BatchCluster will ensure a given process is only given one task at a time.
1. Create a singleton instance of
[BatchCluster](https://photostructure.github.io/batch-cluster.js/classes/BatchCluster.html).
Note the [constructor
options](https://photostructure.github.io/batch-cluster.js/classes/BatchCluster.html#constructor)
takes a union type of
- [ChildProcessFactory](https://photostructure.github.io/batch-cluster.js/interfaces/ChildProcessFactory.html)
and
- [BatchProcessOptions](https://photostructure.github.io/batch-cluster.js/interfaces/BatchProcessOptions.html),
both of which have no defaults, and
- [BatchClusterOptions](https://photostructure.github.io/batch-cluster.js/classes/BatchClusterOptions.html),
which has defaults that may or may not be relevant to your application.
1. The [default logger](https://photostructure.github.io/batch-cluster.js/interfaces/Logger.html)
writes warning and error messages to `console.warn` and `console.error`. You
can change this to your logger by using
[setLogger](https://photostructure.github.io/batch-cluster.js/modules.html#setLogger) or by providing a logger to the `BatchCluster` constructor.
1. Implement the [Parser](https://photostructure.github.io/batch-cluster.js/interfaces/Parser.html)

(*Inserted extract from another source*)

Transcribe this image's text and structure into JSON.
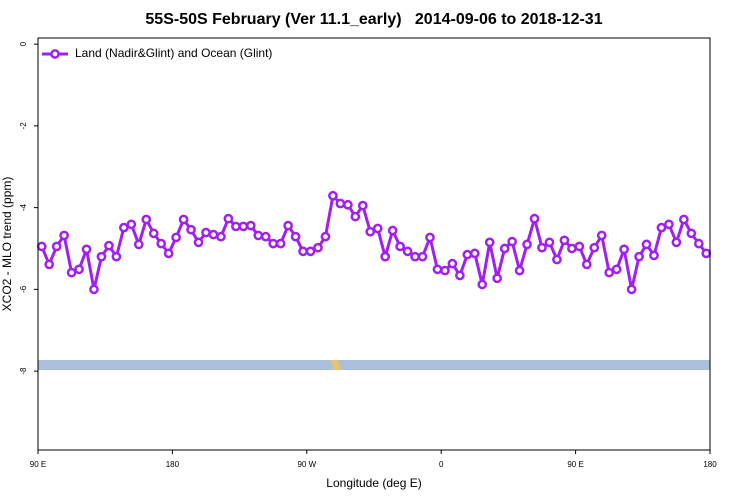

class to parse results from your child process.
1. Construct or extend the
[Task](https://photostructure.github.io/batch-cluster.js/classes/Task.html)
class with the desired command and the parser you built in the previous
step, and submit it to your BatchCluster's
[enqueueTask](https://photostructure.github.io/batch-cluster.js/classes/BatchCluster.html#enqueueTask)
method.
See
[src/test.ts](https://github.com/photostructure/batch-cluster.js/blob/main/src/test.ts)
for an example child process. Note that the script is _designed_ to be flaky on
order to test BatchCluster's retry and error handling code.
## Caution
The default `BatchClusterOptions.cleanupChildProcs` value of `true` means that BatchCluster will try to use `ps` to ensure Node's view of process state are correct, and that errant
processes are cleaned up.
If you run this in a docker image based off Alpine or Debian Slim, **this won't work properly unless you install the `procps` package.**
[See issue #13 for details.](https://github.com/photostructure/batch-cluster.js/issues/13)